Movant's post-conviction counsel offered testimony from appellate counsel in the form of an affidavit, which was admitted into evidence as Exhibit 1. Concerning refused Instruction A (addressing third-degree assault predicated on recklessly causing physical injury), appellate counsel affied:
I did not raise such a claim because I did not believe that there was any evidence to support a conviction for assault in the third degree. Therefore, I did not feel that this was a meritorious claim. Other than this, I had no appellate strategy in not raising this claim.
Appellant counsel made the same statement concerning refused Instruction B, which addressed third-degree assault predicated on recklessly creating a grave risk of serious physical injury.
The motion court reviewed the evidence of Victim's injuries and found that “[b]ecause [Victim's] serious physical injury was so obvious, and because the defense theory was that someone else other than [Movant] caused these serious injuries, neither Dr. Quinn nor [Victim] were even cross examined by Movant with regard to the extent of [Victim's] injuries.” The motion court also found that “it is not error to refuse an instruction on a lesser included offense based upon the level of injury sustained by the victim.”
We have consolidated Movant's two points for ease of analysis as both allege that appellate counsel was ineffective for failing to appeal the refusal of Movant's proffered jury instructions. Movant claims he was prejudiced by that failure because there is a reasonable probability that this court would have reversed Movant's convictions if the alleged instructional error had been asserted on appeal. We disagree.

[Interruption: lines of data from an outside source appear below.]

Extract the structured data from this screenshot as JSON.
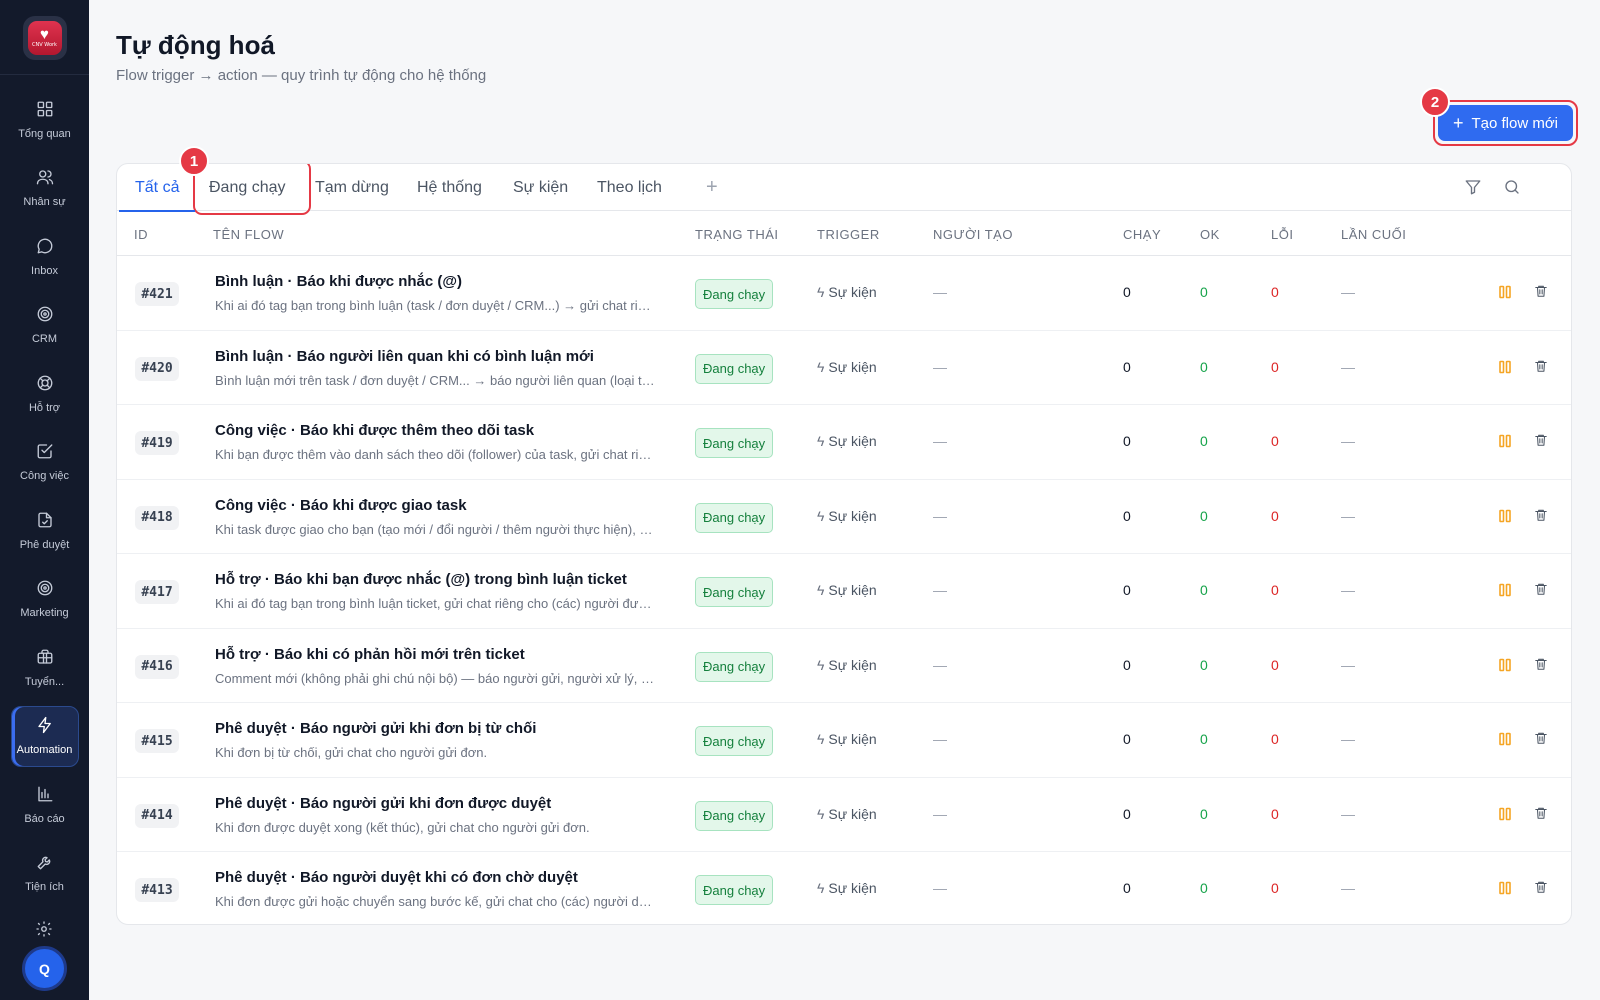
{
  "sidebar": {
    "logo_text": "CNV Work",
    "items": [
      {
        "label": "Tổng quan",
        "icon": "grid-icon"
      },
      {
        "label": "Nhân sự",
        "icon": "users-icon"
      },
      {
        "label": "Inbox",
        "icon": "chat-icon"
      },
      {
        "label": "CRM",
        "icon": "target-icon"
      },
      {
        "label": "Hỗ trợ",
        "icon": "lifebuoy-icon"
      },
      {
        "label": "Công việc",
        "icon": "checkbox-icon"
      },
      {
        "label": "Phê duyệt",
        "icon": "document-icon"
      },
      {
        "label": "Marketing",
        "icon": "target-icon"
      },
      {
        "label": "Tuyển...",
        "icon": "briefcase-icon"
      },
      {
        "label": "Automation",
        "icon": "bolt-icon",
        "active": true
      },
      {
        "label": "Báo cáo",
        "icon": "bar-chart-icon"
      },
      {
        "label": "Tiện ích",
        "icon": "wrench-icon"
      }
    ],
    "avatar_initial": "Q"
  },
  "header": {
    "title": "Tự động hoá",
    "subtitle": "Flow trigger → action — quy trình tự động cho hệ thống",
    "new_flow_label": "Tạo flow mới",
    "annotation_new": "2",
    "annotation_tab": "1"
  },
  "tabs": [
    {
      "label": "Tất cả",
      "active": true
    },
    {
      "label": "Đang chạy"
    },
    {
      "label": "Tạm dừng"
    },
    {
      "label": "Hệ thống"
    },
    {
      "label": "Sự kiện"
    },
    {
      "label": "Theo lịch"
    }
  ],
  "tab_add": "+",
  "columns": {
    "id": "ID",
    "name": "TÊN FLOW",
    "status": "TRẠNG THÁI",
    "trigger": "TRIGGER",
    "creator": "NGƯỜI TẠO",
    "run": "CHẠY",
    "ok": "OK",
    "error": "LỖI",
    "last": "LẦN CUỐI"
  },
  "rows": [
    {
      "id": "#421",
      "name": "Bình luận · Báo khi được nhắc (@)",
      "desc": "Khi ai đó tag bạn trong bình luận (task / đơn duyệt / CRM...) → gửi chat riêng cho người được nhắc.",
      "status": "Đang chạy",
      "trigger": "Sự kiện",
      "creator": "—",
      "run": "0",
      "ok": "0",
      "error": "0",
      "last": "—"
    },
    {
      "id": "#420",
      "name": "Bình luận · Báo người liên quan khi có bình luận mới",
      "desc": "Bình luận mới trên task / đơn duyệt / CRM... → báo người liên quan (loại trừ người bình luận).",
      "status": "Đang chạy",
      "trigger": "Sự kiện",
      "creator": "—",
      "run": "0",
      "ok": "0",
      "error": "0",
      "last": "—"
    },
    {
      "id": "#419",
      "name": "Công việc · Báo khi được thêm theo dõi task",
      "desc": "Khi bạn được thêm vào danh sách theo dõi (follower) của task, gửi chat riêng cho bạn.",
      "status": "Đang chạy",
      "trigger": "Sự kiện",
      "creator": "—",
      "run": "0",
      "ok": "0",
      "error": "0",
      "last": "—"
    },
    {
      "id": "#418",
      "name": "Công việc · Báo khi được giao task",
      "desc": "Khi task được giao cho bạn (tạo mới / đổi người / thêm người thực hiện), gửi chat riêng.",
      "status": "Đang chạy",
      "trigger": "Sự kiện",
      "creator": "—",
      "run": "0",
      "ok": "0",
      "error": "0",
      "last": "—"
    },
    {
      "id": "#417",
      "name": "Hỗ trợ · Báo khi bạn được nhắc (@) trong bình luận ticket",
      "desc": "Khi ai đó tag bạn trong bình luận ticket, gửi chat riêng cho (các) người được nhắc.",
      "status": "Đang chạy",
      "trigger": "Sự kiện",
      "creator": "—",
      "run": "0",
      "ok": "0",
      "error": "0",
      "last": "—"
    },
    {
      "id": "#416",
      "name": "Hỗ trợ · Báo khi có phản hồi mới trên ticket",
      "desc": "Comment mới (không phải ghi chú nội bộ) — báo người gửi, người xử lý, người theo dõi.",
      "status": "Đang chạy",
      "trigger": "Sự kiện",
      "creator": "—",
      "run": "0",
      "ok": "0",
      "error": "0",
      "last": "—"
    },
    {
      "id": "#415",
      "name": "Phê duyệt · Báo người gửi khi đơn bị từ chối",
      "desc": "Khi đơn bị từ chối, gửi chat cho người gửi đơn.",
      "status": "Đang chạy",
      "trigger": "Sự kiện",
      "creator": "—",
      "run": "0",
      "ok": "0",
      "error": "0",
      "last": "—"
    },
    {
      "id": "#414",
      "name": "Phê duyệt · Báo người gửi khi đơn được duyệt",
      "desc": "Khi đơn được duyệt xong (kết thúc), gửi chat cho người gửi đơn.",
      "status": "Đang chạy",
      "trigger": "Sự kiện",
      "creator": "—",
      "run": "0",
      "ok": "0",
      "error": "0",
      "last": "—"
    },
    {
      "id": "#413",
      "name": "Phê duyệt · Báo người duyệt khi có đơn chờ duyệt",
      "desc": "Khi đơn được gửi hoặc chuyển sang bước kế, gửi chat cho (các) người duyệt.",
      "status": "Đang chạy",
      "trigger": "Sự kiện",
      "creator": "—",
      "run": "0",
      "ok": "0",
      "error": "0",
      "last": "—"
    }
  ],
  "colors": {
    "accent": "#2f6bf0",
    "annotation": "#e53945",
    "sidebar": "#131a2b",
    "status_green": "#15803d",
    "pause_orange": "#f5a524"
  }
}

Assuming, arguendo, that the evidence presented at Movant's trial would have supported a claim that the trial court erred in rejecting Movant's proffered instructions,6 Movant cannot prevail because “[t]he failure to give a different lesser-included offense instruction is neither erroneous nor prejudicial when instructions for the greater offense and one lesser-included offense are given and the defendant is found guilty of the greater offense.” Johnson, 284 S.W.3d at 575 (emphasis as stated in original); see also State v. Johnston, 957 S.W.2d 734, 751–52 (Mo. banc 1997) (where defendant was convicted “of the greater of the two instructed crimes, he could not have been prejudiced by the refusal to give an instruction on yet another lesser crime”).

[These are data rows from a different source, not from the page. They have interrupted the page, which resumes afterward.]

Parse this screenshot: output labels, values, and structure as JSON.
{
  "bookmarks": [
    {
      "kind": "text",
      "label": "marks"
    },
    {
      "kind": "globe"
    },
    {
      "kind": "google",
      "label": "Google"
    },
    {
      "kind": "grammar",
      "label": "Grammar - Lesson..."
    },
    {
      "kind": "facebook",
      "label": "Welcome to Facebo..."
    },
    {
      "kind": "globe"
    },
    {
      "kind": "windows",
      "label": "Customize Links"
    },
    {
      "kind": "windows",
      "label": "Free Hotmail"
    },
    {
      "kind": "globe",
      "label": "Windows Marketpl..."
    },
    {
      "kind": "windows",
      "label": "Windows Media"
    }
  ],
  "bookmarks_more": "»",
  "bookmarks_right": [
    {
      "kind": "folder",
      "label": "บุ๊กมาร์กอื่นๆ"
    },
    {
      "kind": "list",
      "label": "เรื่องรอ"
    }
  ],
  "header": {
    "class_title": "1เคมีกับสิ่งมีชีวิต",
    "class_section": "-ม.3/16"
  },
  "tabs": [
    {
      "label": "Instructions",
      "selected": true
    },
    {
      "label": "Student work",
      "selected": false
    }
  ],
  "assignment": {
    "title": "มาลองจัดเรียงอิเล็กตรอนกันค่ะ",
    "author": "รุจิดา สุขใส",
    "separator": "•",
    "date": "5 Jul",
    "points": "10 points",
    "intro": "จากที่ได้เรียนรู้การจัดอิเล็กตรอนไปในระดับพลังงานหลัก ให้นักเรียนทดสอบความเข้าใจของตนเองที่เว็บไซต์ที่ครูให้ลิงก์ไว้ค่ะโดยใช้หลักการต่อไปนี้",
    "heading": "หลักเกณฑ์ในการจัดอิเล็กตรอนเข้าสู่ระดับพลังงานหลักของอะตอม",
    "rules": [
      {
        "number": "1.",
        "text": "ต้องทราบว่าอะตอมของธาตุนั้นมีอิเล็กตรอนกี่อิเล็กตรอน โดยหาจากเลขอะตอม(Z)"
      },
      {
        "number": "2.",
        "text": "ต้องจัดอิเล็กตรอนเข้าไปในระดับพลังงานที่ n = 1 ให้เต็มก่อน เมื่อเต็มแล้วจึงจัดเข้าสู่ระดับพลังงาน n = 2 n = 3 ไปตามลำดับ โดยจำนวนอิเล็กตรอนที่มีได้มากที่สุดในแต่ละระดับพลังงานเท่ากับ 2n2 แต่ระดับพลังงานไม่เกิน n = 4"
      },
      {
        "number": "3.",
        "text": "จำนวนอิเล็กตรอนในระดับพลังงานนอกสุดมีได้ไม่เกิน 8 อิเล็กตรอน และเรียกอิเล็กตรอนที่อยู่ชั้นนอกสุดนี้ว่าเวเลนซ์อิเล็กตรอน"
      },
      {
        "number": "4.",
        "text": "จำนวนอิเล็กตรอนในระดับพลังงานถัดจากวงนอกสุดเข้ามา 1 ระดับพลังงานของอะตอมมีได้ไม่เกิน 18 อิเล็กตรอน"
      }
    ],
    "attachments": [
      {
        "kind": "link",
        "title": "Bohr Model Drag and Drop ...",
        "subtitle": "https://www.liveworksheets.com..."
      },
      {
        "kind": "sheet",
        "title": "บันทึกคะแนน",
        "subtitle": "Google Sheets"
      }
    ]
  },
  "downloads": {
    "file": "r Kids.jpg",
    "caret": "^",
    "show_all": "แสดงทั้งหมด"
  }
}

Here, a verdict director for the lesser-included offense of assault in the second degree based on Movant's having “recklessly caused serious physical injury to [Victim] by striking him in the head with his fist” was given, but the jury nonetheless found Movant guilty of first-degree assault. As a result, Movant could not have been prejudiced by the trial court's failure to instruct on other lesser-included crimes. See Johnson, 284 S.W.3d at 575; Johnston, 957 S.W.2d at 751–52.

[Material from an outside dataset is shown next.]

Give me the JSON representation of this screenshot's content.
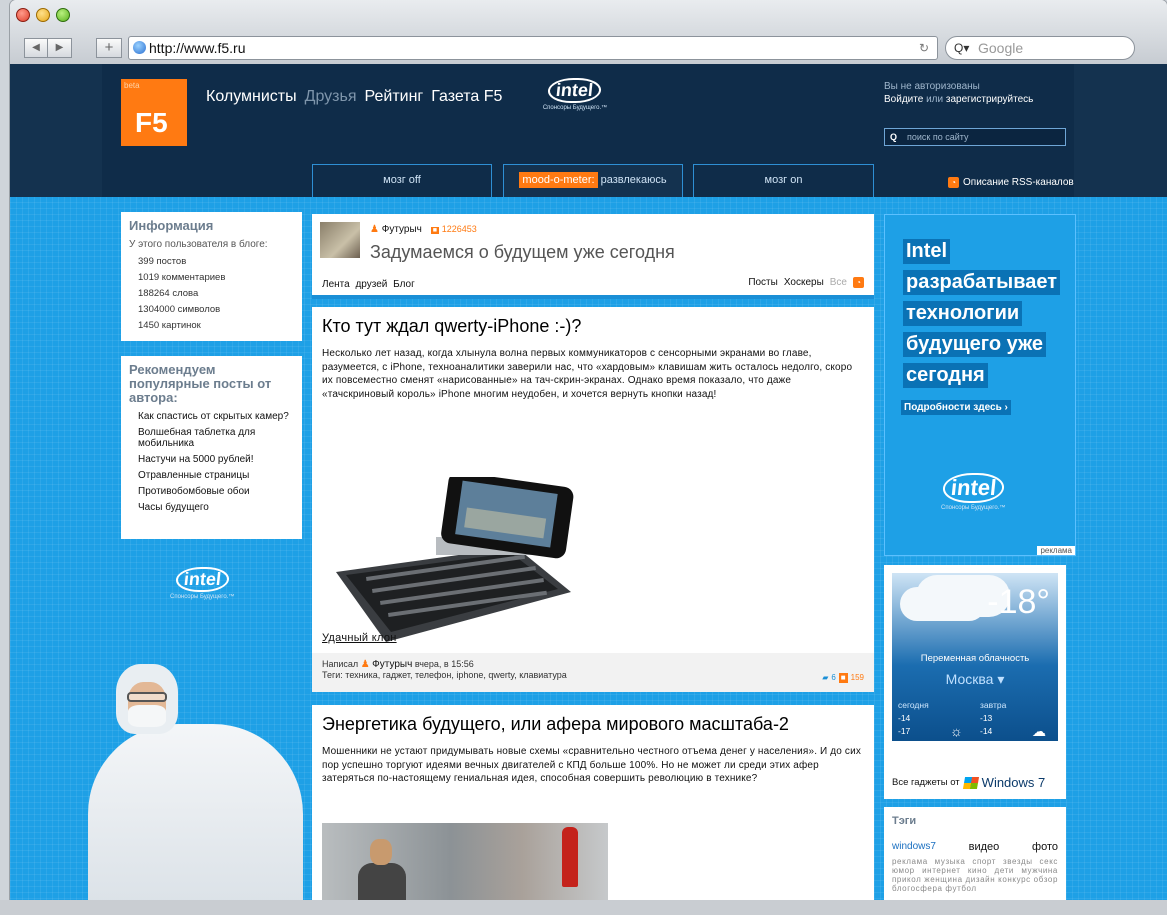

The claims that Movant asserts his appellate counsel should have raised in his direct appeal would not have required a reversal of Movant's conviction if they had been made. As a result, appellate counsel was not ineffective for failing to assert them. See Moss, 10 S.W.3d at 514. Movant's points are denied, and the motion court's order denying post-conviction relief is affirmed.
DON E. BURRELL, J.
JEFFREY W. BATES, J., and DANIEL E. SCOTT, P.J., concur.